Para isso, mobilizou dois de seus fornecedores na Capital para a produção exclusiva de máscaras e aventais. Inicialmente, a empresa comprou o material necessário para confeccioná-los. A rede, contudo, ampliou-se, e a empresa recebeu TNT, o chamado não-tecido, de outras companhias, quintuplicando seu potencial de doações.
— Tivemos a real materialização de que dependemos substancialmente uns dos outros. A crise mostra as maiores imperfeições e necessidades, e agir de acordo com nossos princípios tem sido fundamental para o posicionamento de quem é líder de mercado — afirma o gerente de sustentabilidade das Lojas Renner, Eduardo Ferlauto.
A empresa aplicou R$ 5,6 milhões em ações voltadas à pandemia. Já a Taurus Armas, embora tenha decidido não revelar o valor destinado, está fabricando, em sua unidade de São Leopoldo, protetores faciais em ampla escala.
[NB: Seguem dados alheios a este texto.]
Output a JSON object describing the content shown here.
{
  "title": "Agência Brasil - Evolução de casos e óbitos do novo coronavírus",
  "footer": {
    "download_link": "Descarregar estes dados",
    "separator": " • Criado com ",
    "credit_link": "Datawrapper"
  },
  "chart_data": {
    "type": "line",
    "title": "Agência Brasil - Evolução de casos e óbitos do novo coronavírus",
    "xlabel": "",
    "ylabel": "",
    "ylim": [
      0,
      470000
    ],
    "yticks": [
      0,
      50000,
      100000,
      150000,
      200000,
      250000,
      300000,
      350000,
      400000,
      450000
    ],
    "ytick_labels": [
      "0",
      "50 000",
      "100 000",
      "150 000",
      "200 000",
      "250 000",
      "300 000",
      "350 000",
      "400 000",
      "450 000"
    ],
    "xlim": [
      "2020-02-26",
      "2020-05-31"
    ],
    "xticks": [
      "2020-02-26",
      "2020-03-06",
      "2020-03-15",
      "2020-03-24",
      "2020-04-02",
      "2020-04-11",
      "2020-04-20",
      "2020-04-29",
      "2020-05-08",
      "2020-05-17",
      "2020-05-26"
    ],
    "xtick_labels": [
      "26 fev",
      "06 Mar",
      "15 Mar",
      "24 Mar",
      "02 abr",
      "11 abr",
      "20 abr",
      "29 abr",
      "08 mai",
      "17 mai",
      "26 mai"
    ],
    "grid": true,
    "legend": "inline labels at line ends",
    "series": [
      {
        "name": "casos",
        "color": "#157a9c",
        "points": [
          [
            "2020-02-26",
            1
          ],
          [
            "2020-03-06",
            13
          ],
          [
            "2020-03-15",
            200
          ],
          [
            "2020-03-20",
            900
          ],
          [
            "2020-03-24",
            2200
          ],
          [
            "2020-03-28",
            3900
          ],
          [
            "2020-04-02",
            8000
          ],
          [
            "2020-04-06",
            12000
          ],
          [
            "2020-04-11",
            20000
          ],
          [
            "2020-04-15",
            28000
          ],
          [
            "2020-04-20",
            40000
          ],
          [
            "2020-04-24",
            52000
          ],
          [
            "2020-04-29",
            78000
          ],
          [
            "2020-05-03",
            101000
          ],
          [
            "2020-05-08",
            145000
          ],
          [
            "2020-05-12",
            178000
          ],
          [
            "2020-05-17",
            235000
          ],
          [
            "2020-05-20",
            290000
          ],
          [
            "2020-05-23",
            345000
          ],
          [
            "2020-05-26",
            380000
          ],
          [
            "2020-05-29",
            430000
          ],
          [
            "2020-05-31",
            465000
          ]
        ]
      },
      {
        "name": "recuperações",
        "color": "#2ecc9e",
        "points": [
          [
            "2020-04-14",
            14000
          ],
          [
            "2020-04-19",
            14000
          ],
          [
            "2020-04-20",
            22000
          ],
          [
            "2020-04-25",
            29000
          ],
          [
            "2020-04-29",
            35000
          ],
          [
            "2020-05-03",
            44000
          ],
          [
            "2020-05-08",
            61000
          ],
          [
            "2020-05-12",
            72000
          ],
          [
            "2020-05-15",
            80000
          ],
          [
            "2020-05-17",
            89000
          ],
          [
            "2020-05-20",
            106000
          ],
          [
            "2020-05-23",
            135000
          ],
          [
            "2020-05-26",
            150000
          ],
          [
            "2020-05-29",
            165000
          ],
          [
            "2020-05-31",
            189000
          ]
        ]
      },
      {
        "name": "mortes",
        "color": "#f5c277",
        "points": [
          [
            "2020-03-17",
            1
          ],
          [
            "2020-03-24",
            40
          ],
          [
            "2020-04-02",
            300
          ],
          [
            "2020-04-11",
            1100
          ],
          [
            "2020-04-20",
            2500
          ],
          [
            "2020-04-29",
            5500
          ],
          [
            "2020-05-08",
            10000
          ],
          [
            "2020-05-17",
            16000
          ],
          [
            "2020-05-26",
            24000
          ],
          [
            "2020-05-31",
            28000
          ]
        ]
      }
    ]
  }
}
De acordo com o seu presidente, Salesio Nuhs, a ideia surgiu após assistir a uma reportagem sobre a produção de itens pela UFRGS em uma impressora 3D.
Nuhs percebeu que poderia ampliar o volume de fabricações em suas máquinas injetoras. A proposta que, até o momento, distribuiu 100 mil escudos faciais no país – 60 mil deles no Rio Grande do Sul –, tem a parceria da universidade, do Exército, que disponibilizou servidores para a montagem, da Randon e da Aços e Peças Oliveira, que doaram a matéria-prima.
— Não apenas as empresas, mas também as pessoas são muito solidárias em momentos de crise. Isso faz parte da cultura do brasileiro. Vamos continuar até quando for necessário, para todo o país. No Rio Grande do Sul, já atendemos a quase a totalidade da necessidade — diz Nuhs, estimando que 90% dos hospitais gaúchos tenham recebido seus produtos.
Dedução do Imposto de Renda
Pelo menos três projetos de lei permitindo a dedução do Imposto de Renda (IR) de doações destinadas ao combate à pandemia tramitam no Congresso. No Senado, um deles propõe a concessão do desconto à pessoa jurídica e outro à pessoa física. Já na Câmara, uma proposta sugere o abatimento de até metade das doações por meio de deduções do IR, estabelecendo o limite de R$ 1 milhão para empresas e de R$ 200 mil para pessoas físicas.
Destinar para salvar vidas
Uma iniciativa da Secretaria de Justiça, Cidadania e Direitos Humanos do Estado possibilita que empresas e pessoas físicas destinem parte do seu Imposto de Renda ao enfrentamento do coronavírus. Os contribuintes podem repassar até 6% de seu imposto devido aos fundos estaduais do Idoso e da Criança e do Adolescente, que serão destinados à compra de materiais de higiene, hospitalares e alimentos. Mais informações em destinarparasalvarvidas.rs.gov.br.